SEAN RAYFORD / GETTY IMAGES NORTH AMERICA / GETTY IMAGES VIA AFP

Hurricane Ida's toll rose to 12 storm deaths in Louisiana, still far outpaced by the dozens killed in flooded Northeast US states where President Joe Biden is heading next week to assess damage.

At a media briefing, governor Bel Edwards warned those numbers could increase as many people are still relying on power from generators, which were blamed for four carbon monoxide deaths among the 12 deaths.

More than 718,500 customers in Louisiana are still without power, down from the 1.1 million people that Hurricane Ida's devastation initially left in the dark, the governor said.

New York and New Jersey were among the four northern states that started the Labor Day holiday weekend digging through debris left by the deadly deluge that killed more than 44 people and caused public transportation in New York City to grind to a halt. Transportation operators promised to restore some lines before the start of the work week on Tuesday.

Biden will visit storm-ravaged New Jersey and New York on Tuesday, just days after he travelled to hard-hit Louisiana where the storm made landfall almost a week ago.

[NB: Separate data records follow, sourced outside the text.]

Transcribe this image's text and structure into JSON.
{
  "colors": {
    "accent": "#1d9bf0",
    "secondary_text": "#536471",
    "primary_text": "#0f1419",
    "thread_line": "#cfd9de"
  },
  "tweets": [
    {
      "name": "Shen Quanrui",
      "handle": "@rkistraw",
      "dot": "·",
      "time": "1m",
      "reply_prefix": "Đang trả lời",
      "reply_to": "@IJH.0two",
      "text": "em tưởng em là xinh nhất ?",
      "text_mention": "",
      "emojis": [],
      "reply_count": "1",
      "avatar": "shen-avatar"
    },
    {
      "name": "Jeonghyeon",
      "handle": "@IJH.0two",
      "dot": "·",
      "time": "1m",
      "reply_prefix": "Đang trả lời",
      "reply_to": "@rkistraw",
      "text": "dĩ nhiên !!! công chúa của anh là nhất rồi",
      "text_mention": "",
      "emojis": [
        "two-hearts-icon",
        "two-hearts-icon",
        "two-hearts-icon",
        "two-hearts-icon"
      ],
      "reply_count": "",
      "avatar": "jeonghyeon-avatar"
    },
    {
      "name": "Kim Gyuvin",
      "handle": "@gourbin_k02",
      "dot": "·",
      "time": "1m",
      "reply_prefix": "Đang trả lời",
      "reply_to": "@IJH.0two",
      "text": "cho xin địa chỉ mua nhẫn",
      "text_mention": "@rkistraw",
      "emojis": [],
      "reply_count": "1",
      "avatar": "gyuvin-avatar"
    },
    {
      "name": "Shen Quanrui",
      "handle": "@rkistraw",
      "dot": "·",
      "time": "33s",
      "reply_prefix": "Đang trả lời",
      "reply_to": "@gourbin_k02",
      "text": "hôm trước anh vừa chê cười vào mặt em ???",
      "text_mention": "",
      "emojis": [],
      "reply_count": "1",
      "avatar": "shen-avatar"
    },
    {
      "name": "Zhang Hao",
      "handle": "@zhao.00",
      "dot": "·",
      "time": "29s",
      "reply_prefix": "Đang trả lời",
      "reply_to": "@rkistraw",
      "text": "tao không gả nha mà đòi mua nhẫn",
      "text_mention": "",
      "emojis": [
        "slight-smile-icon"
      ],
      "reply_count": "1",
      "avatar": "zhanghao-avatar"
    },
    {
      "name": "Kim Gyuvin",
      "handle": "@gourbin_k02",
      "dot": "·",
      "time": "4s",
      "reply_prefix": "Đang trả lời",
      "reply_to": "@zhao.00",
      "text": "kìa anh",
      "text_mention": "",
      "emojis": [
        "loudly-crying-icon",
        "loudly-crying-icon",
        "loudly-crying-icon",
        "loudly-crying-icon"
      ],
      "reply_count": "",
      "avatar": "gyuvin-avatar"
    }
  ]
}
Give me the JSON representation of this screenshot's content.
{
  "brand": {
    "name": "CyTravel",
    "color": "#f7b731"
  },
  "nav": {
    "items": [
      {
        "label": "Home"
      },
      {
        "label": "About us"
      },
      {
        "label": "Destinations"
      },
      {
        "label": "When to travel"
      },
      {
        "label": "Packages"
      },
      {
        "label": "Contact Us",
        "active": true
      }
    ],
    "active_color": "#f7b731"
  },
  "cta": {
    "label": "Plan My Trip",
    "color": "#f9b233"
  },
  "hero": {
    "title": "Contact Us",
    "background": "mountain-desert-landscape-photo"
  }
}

His Northeast travels will include Manville, New Jersey, and the Queens borough of New York City, the White House said.

After Biden mentioned the possibility of using a cruise ship to house workers trying to restore power, the Bahamas Paradise Cruise Line said it would deploy its Grand Classica flagship to New Orleans to house 1,500 frontline workers under a charter agreement with Entergy Corp.

“Hurricane relief and humanitarian charters are something we’ve done several times in the past, and we are proud to be able to move quickly to action now in this way, helping facilitate relief for the thousands of people who remain without power across the region," Kevin Sheehan, president of the cruise line, said in a statement.

Hot weather continues in the area nearly a week after Ida made landfall in Louisiana on Sunday as a Category 4 hurricane, downing trees, power lines and debris with wind gusts that reached 276 kph.

Amid the cleanup in the Northeast, commuters using public transportation to venture into their offices amid the COVID-19 pandemic may not be completely in the clear with Hurricane Larry intensifying as it churns about 1,700 km east of the Leeward Islands.

"Higher swells could approach the Northeast coast by the end of the week, with Larry staying off shore," meteorologist Bob Oravec of the National Weather Prediction Center in College Park, Maryland, told Reuters.